Kardeşler ihanet etsinler, ondan
kurtulmak için kuyuya atsınlar, kervan onu değersiz bir emtia olarak pazarda
satsın, Azîz evine, sarayına köle almanın sevincini yaşasın, kadın ona sahip
olmanın heyecanıyla çırpınsın, kadınlar kendilerine boyun eğmeyen kölenin
kaderini kendileri belirlemeye çalışsın, zindan Onun yurdu olsun. Ama bütün
bunlara karşı Müslümanca kalmaya direnen Yusuf işte
şimdi bir melik ve kardeşleri Onun önünde eğilmişler. Onun değerini bilmeyenler
Onun değerini, Onun üstünlüğünü anlamışlardır. İşte Yusuf azîz ve şerefli bir
melik ve işte kardeşleri Onun karşısında zelil, bitkin, perişan ve suçlular.
Bakın diyorlar ki:
91. “Allah'a yemin ederiz ki,
Allah seni bizden üstün tutmuştur; doğrusu biz suç işlemiştik”
dediler.”
Allah’a yemin ederiz ki, Allah
seni bizden üstün tutmuştur. Doğrusu bizler suçluyuz, bizler sana karşı suç
işledik. Evet böyle diyorlardı kardeşleri. Kıyâmette tüm kâfirler, tüm zâlimler
bu sözü söyleyecekler Müslümanlar karşısında. Rasulullah efendimize zulmedenler, Ona değer vermeyenler de
Rasulullah efendimiz Mekke’yi fethettiği gün aynı
sözleri söylüyorlardı. Ey kerîm oğlu kerîm, biz sana kötülük yaptık, biz sana
zulmettik, biz suçluyuz diyorlardı.
Evet o gün onlara bu sözü
söyleten Rabbimiz kıyâmete kadar kardeşlerine ihanet eden, kardeşlerinin Müslümanca tavırlarına engel olmaya çalışan, kendi yollarına
kardeşlerini fedâ etmek isteyen herkese bu sözü söyletecek Rabbimiz en sonunda.
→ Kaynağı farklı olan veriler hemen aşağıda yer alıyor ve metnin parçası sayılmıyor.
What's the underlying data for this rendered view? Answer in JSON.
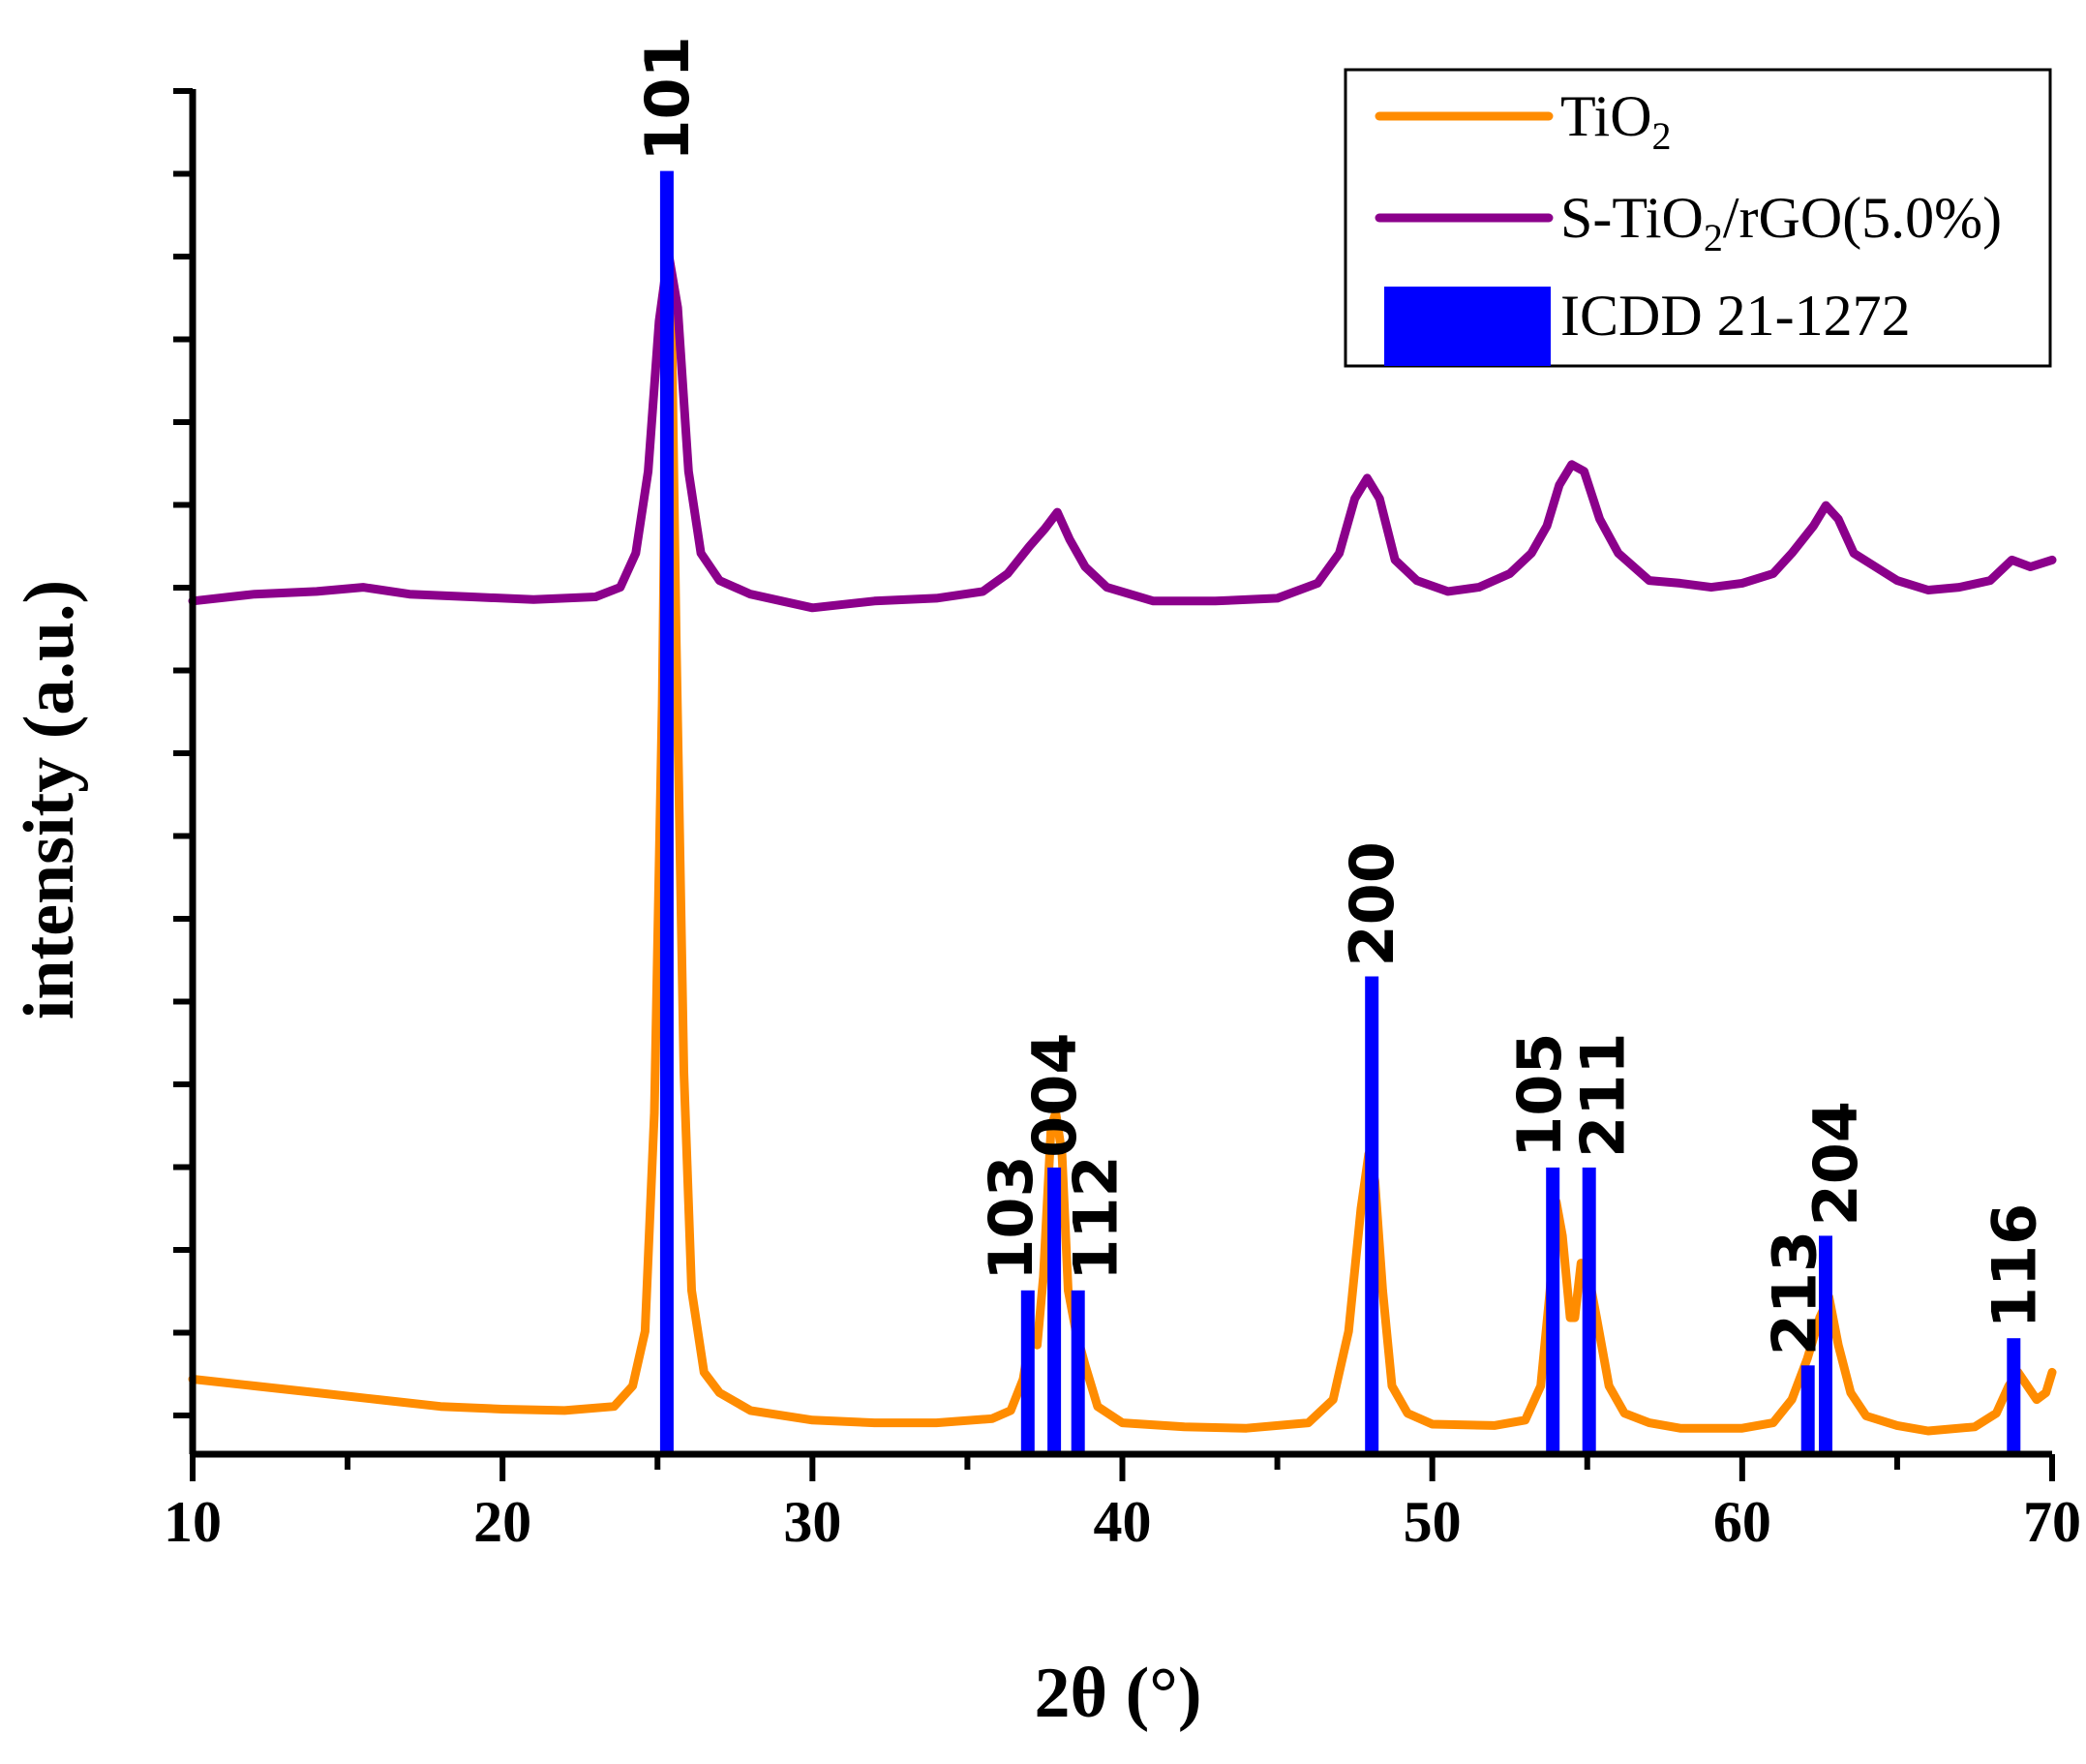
{
  "chart_data": {
    "type": "line",
    "title": "",
    "xlabel": "2θ (°)",
    "ylabel": "intensity (a.u.)",
    "xlim": [
      10,
      70
    ],
    "xticks": [
      10,
      20,
      30,
      40,
      50,
      60,
      70
    ],
    "ylim": [
      0,
      100
    ],
    "legend_position": "top-right",
    "series": [
      {
        "name": "TiO2",
        "name_parts": {
          "main": "TiO",
          "sub": "2",
          "tail": ""
        },
        "color": "#FF8C00",
        "points": [
          [
            10,
            5.5
          ],
          [
            12,
            5
          ],
          [
            14,
            4.5
          ],
          [
            16,
            4
          ],
          [
            18,
            3.5
          ],
          [
            20,
            3.3
          ],
          [
            22,
            3.2
          ],
          [
            23.6,
            3.5
          ],
          [
            24.2,
            5
          ],
          [
            24.6,
            9
          ],
          [
            24.9,
            25
          ],
          [
            25.15,
            55
          ],
          [
            25.3,
            84
          ],
          [
            25.45,
            84
          ],
          [
            25.6,
            60
          ],
          [
            25.85,
            28
          ],
          [
            26.1,
            12
          ],
          [
            26.5,
            6
          ],
          [
            27,
            4.5
          ],
          [
            28,
            3.2
          ],
          [
            30,
            2.5
          ],
          [
            32,
            2.3
          ],
          [
            34,
            2.3
          ],
          [
            35.8,
            2.6
          ],
          [
            36.4,
            3.2
          ],
          [
            36.8,
            5.5
          ],
          [
            37.05,
            9
          ],
          [
            37.25,
            8
          ],
          [
            37.45,
            13
          ],
          [
            37.7,
            24
          ],
          [
            37.85,
            25
          ],
          [
            38.05,
            22
          ],
          [
            38.25,
            12
          ],
          [
            38.5,
            9
          ],
          [
            38.8,
            6.5
          ],
          [
            39.2,
            3.5
          ],
          [
            40,
            2.3
          ],
          [
            42,
            2
          ],
          [
            44,
            1.9
          ],
          [
            46,
            2.3
          ],
          [
            46.8,
            4
          ],
          [
            47.3,
            9
          ],
          [
            47.7,
            18
          ],
          [
            47.95,
            22
          ],
          [
            48.15,
            20
          ],
          [
            48.4,
            12
          ],
          [
            48.7,
            5
          ],
          [
            49.2,
            3
          ],
          [
            50,
            2.2
          ],
          [
            52,
            2.1
          ],
          [
            53,
            2.5
          ],
          [
            53.5,
            5
          ],
          [
            53.8,
            12
          ],
          [
            54,
            18.5
          ],
          [
            54.2,
            16
          ],
          [
            54.45,
            10
          ],
          [
            54.6,
            10
          ],
          [
            54.8,
            14
          ],
          [
            55.05,
            13
          ],
          [
            55.3,
            10
          ],
          [
            55.7,
            5
          ],
          [
            56.2,
            3
          ],
          [
            57,
            2.3
          ],
          [
            58,
            1.9
          ],
          [
            60,
            1.9
          ],
          [
            61,
            2.3
          ],
          [
            61.6,
            4
          ],
          [
            62.1,
            7
          ],
          [
            62.5,
            10
          ],
          [
            62.8,
            11.5
          ],
          [
            63.1,
            8
          ],
          [
            63.5,
            4.5
          ],
          [
            64,
            2.8
          ],
          [
            65,
            2.1
          ],
          [
            66,
            1.7
          ],
          [
            67.5,
            2
          ],
          [
            68.2,
            3
          ],
          [
            68.6,
            5
          ],
          [
            68.9,
            6
          ],
          [
            69.2,
            5
          ],
          [
            69.5,
            4
          ],
          [
            69.8,
            4.5
          ],
          [
            70,
            6
          ]
        ]
      },
      {
        "name": "S-TiO2/rGO(5.0%)",
        "name_parts": {
          "main": "S-TiO",
          "sub": "2",
          "tail": "/rGO(5.0%)"
        },
        "color": "#8B008B",
        "points": [
          [
            10,
            62.5
          ],
          [
            12,
            63
          ],
          [
            14,
            63.2
          ],
          [
            15.5,
            63.5
          ],
          [
            17,
            63
          ],
          [
            19,
            62.8
          ],
          [
            21,
            62.6
          ],
          [
            23,
            62.8
          ],
          [
            23.8,
            63.5
          ],
          [
            24.3,
            66
          ],
          [
            24.7,
            72
          ],
          [
            25.05,
            83
          ],
          [
            25.35,
            88
          ],
          [
            25.65,
            84
          ],
          [
            26,
            72
          ],
          [
            26.4,
            66
          ],
          [
            27,
            64
          ],
          [
            28,
            63
          ],
          [
            30,
            62
          ],
          [
            32,
            62.5
          ],
          [
            34,
            62.7
          ],
          [
            35.5,
            63.2
          ],
          [
            36.3,
            64.5
          ],
          [
            37,
            66.5
          ],
          [
            37.5,
            67.8
          ],
          [
            37.9,
            69
          ],
          [
            38.3,
            67
          ],
          [
            38.8,
            65
          ],
          [
            39.5,
            63.5
          ],
          [
            41,
            62.5
          ],
          [
            43,
            62.5
          ],
          [
            45,
            62.7
          ],
          [
            46.3,
            63.8
          ],
          [
            47,
            66
          ],
          [
            47.5,
            70
          ],
          [
            47.9,
            71.5
          ],
          [
            48.3,
            70
          ],
          [
            48.8,
            65.5
          ],
          [
            49.5,
            64
          ],
          [
            50.5,
            63.2
          ],
          [
            51.5,
            63.5
          ],
          [
            52.5,
            64.5
          ],
          [
            53.2,
            66
          ],
          [
            53.7,
            68
          ],
          [
            54.1,
            71
          ],
          [
            54.5,
            72.5
          ],
          [
            54.9,
            72
          ],
          [
            55.4,
            68.5
          ],
          [
            56,
            66
          ],
          [
            57,
            64
          ],
          [
            58,
            63.8
          ],
          [
            59,
            63.5
          ],
          [
            60,
            63.8
          ],
          [
            61,
            64.5
          ],
          [
            61.6,
            66
          ],
          [
            62.3,
            68
          ],
          [
            62.7,
            69.5
          ],
          [
            63.1,
            68.5
          ],
          [
            63.6,
            66
          ],
          [
            64.3,
            65
          ],
          [
            65,
            64
          ],
          [
            66,
            63.3
          ],
          [
            67,
            63.5
          ],
          [
            68,
            64
          ],
          [
            68.7,
            65.5
          ],
          [
            69.3,
            65
          ],
          [
            70,
            65.5
          ]
        ]
      }
    ],
    "reference": {
      "name": "ICDD 21-1272",
      "color": "#0000FF",
      "peaks": [
        {
          "two_theta": 25.3,
          "height": 94,
          "hkl": "101"
        },
        {
          "two_theta": 36.95,
          "height": 12,
          "hkl": "103"
        },
        {
          "two_theta": 37.8,
          "height": 21,
          "hkl": "004"
        },
        {
          "two_theta": 38.57,
          "height": 12,
          "hkl": "112"
        },
        {
          "two_theta": 48.05,
          "height": 35,
          "hkl": "200"
        },
        {
          "two_theta": 53.89,
          "height": 21,
          "hkl": "105"
        },
        {
          "two_theta": 55.06,
          "height": 21,
          "hkl": "211"
        },
        {
          "two_theta": 62.12,
          "height": 6.5,
          "hkl": "213"
        },
        {
          "two_theta": 62.69,
          "height": 16,
          "hkl": "204"
        },
        {
          "two_theta": 68.76,
          "height": 8.5,
          "hkl": "116"
        }
      ]
    }
  }
}
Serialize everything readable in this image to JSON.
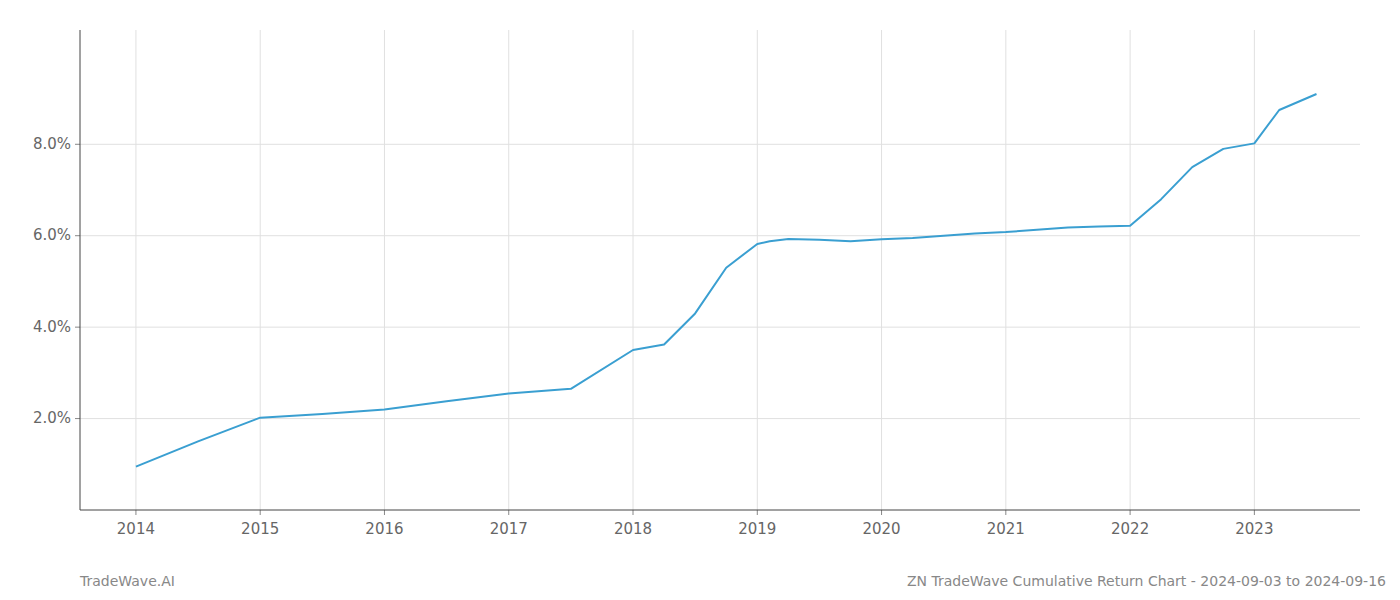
{
  "chart_data": {
    "type": "line",
    "x": [
      2014.0,
      2014.5,
      2015.0,
      2015.5,
      2016.0,
      2016.5,
      2017.0,
      2017.5,
      2018.0,
      2018.25,
      2018.5,
      2018.75,
      2019.0,
      2019.1,
      2019.25,
      2019.5,
      2019.75,
      2020.0,
      2020.25,
      2020.5,
      2020.75,
      2021.0,
      2021.25,
      2021.5,
      2021.75,
      2022.0,
      2022.25,
      2022.5,
      2022.75,
      2023.0,
      2023.2,
      2023.5
    ],
    "values": [
      0.95,
      1.5,
      2.02,
      2.1,
      2.2,
      2.38,
      2.55,
      2.65,
      3.5,
      3.62,
      4.3,
      5.3,
      5.82,
      5.88,
      5.93,
      5.91,
      5.88,
      5.92,
      5.95,
      6.0,
      6.05,
      6.08,
      6.13,
      6.18,
      6.2,
      6.22,
      6.8,
      7.5,
      7.9,
      8.02,
      8.75,
      9.1
    ],
    "color": "#3a9fd1",
    "xlim": [
      2013.55,
      2023.85
    ],
    "ylim": [
      0.0,
      10.5
    ],
    "xticks": [
      2014,
      2015,
      2016,
      2017,
      2018,
      2019,
      2020,
      2021,
      2022,
      2023
    ],
    "yticks": [
      {
        "value": 2.0,
        "label": "2.0%"
      },
      {
        "value": 4.0,
        "label": "4.0%"
      },
      {
        "value": 6.0,
        "label": "6.0%"
      },
      {
        "value": 8.0,
        "label": "8.0%"
      }
    ],
    "grid": true,
    "annotations": [
      "TradeWave.AI",
      "ZN TradeWave Cumulative Return Chart - 2024-09-03 to 2024-09-16"
    ]
  }
}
Şu anda bu ülkede kâfirlerle işbirliği içine girerek, A.B.D ile, İsrâil ile,
Batıyla birlikte hareket etme kararı alarak Müslüman kardeşlerine düşman
kesilenler, Müslümanlıklarından dolayı onlara kan kusturmaya çalışanlar da yarın
pişman olacaklar, kardeşleri önünde eğilmek ve onlardan özür dilemek zorunda
kalacaklar.
İşte bakın diyorlar ki, vallahi Allah
seni bize üstün kıldı, biz hatalıydık, biz yanlış yapmıştık. Ve yine kıyâmete
kadar kardeşlerinin bu itiraflarına karşılık bir Müslümanın ne demesi gerektiğini de Rab-imiz Yusuf
(a.s)’ın ağzından bize nakil
eder.
92,93. “Yusuf: “Bugün azarlanacak
değilsiniz, Allah sizi bağışlar. O, merhametlilerin merhametlisidir. Bu
gömleğimi götürün, babamın yüzüne sürün, görmeğe başlar; bütün çoluk çocuğunuzla
bana gelin” dedi.”
Bunu Yusuf söylüyordu. Ve aynı
sözleri Mekke’nin fetih günü beli kırılan zâlimlere Rasulullah efendimiz söylüyordu. Ve kıyâmete kadar peygamber
yolunun yolcularının söylemeleri gerek söz şudur: Dedi ki, size bugün kınama
yok. Ben sizi bugün kınamıyorum, suç-lamıyorum. Sizi
hesaba çekmeyeceğim. Hiç merak etmeyin size bir şey yapmayacağım. Önceki
gelişlerinizde olduğu gibi artık başınıza sıkıntılar gelmeyecek. Allah sizi
bağışlasın. Sizin hakkınızda Rab-bimden bağışlanma
dilerim. O Allah merhamet edenlerin en merha-metlisidir. Şu anda pişmanlığınız belli, haliniz
bağışlanmaya elve-rişlidir.
Aradan yıllar geçti. Yusuf melik oldu
Mısırda. Devlet Onun em-rindeydi. Kardeşler çölden geldiler. Allah’ın
rahmetinden asla ümit kesmeyen Yakub (a.s)’ın beklentisi yavaş yavaş
gerçekleşiyordu. Şimdi artık ikinci gömlek gidecekti Yakub (a.s)’a. Birinci gömlek kurt yedi diye Yakub’un önüne atılıyordu. İkinci gömlek Azîzin hanımı
tarafından yırtılıyordu. Ve üçüncü gömlek ise yine Yakub (a.s)’a doğru gidecek. Bu sefer gömleği gönderen oğul
Yusuf (a.s) olacaktı. Bakın diyor ki:
Bu gömleğimi götürün. Babamın yüzüne
sürün, üzerine koyun ki görür olarak gelsin. Artık görmesi tekrar kendisine
dönsün. Ve artık hepiniz, tüm ehlinizle bana gelin, Mısıra gelin, emin olarak
gelin. Erkek dişi, çoluk çocuk Yakub hanedanından kim
varsa hepiniz gelin.
94. “Kervan, memleketine dönmek
için ayrıldığın da, babaları: "Doğrusu ben Yusuf'un kokusunu duyuyorum; ne olur
bana bunak demeyin” dedi.”
Ne zaman ki kervan memleketine
dönmek üzere ayrıldığında. Mısırdan çölleri aşıp Filistin’e, Yakub’un yurduna doğru harekete geçince babaları dedi ki,
ben dedi eğer bana bunak filan demezseniz Yusuf’un kokusunu alıyorum. Ben
Yusuf’un kokusunu duyuyorum. Ne olur bana deli demeyin. Ne olur bana bunak
demeyin, bana şaşkın demeyin, beni kınamayın.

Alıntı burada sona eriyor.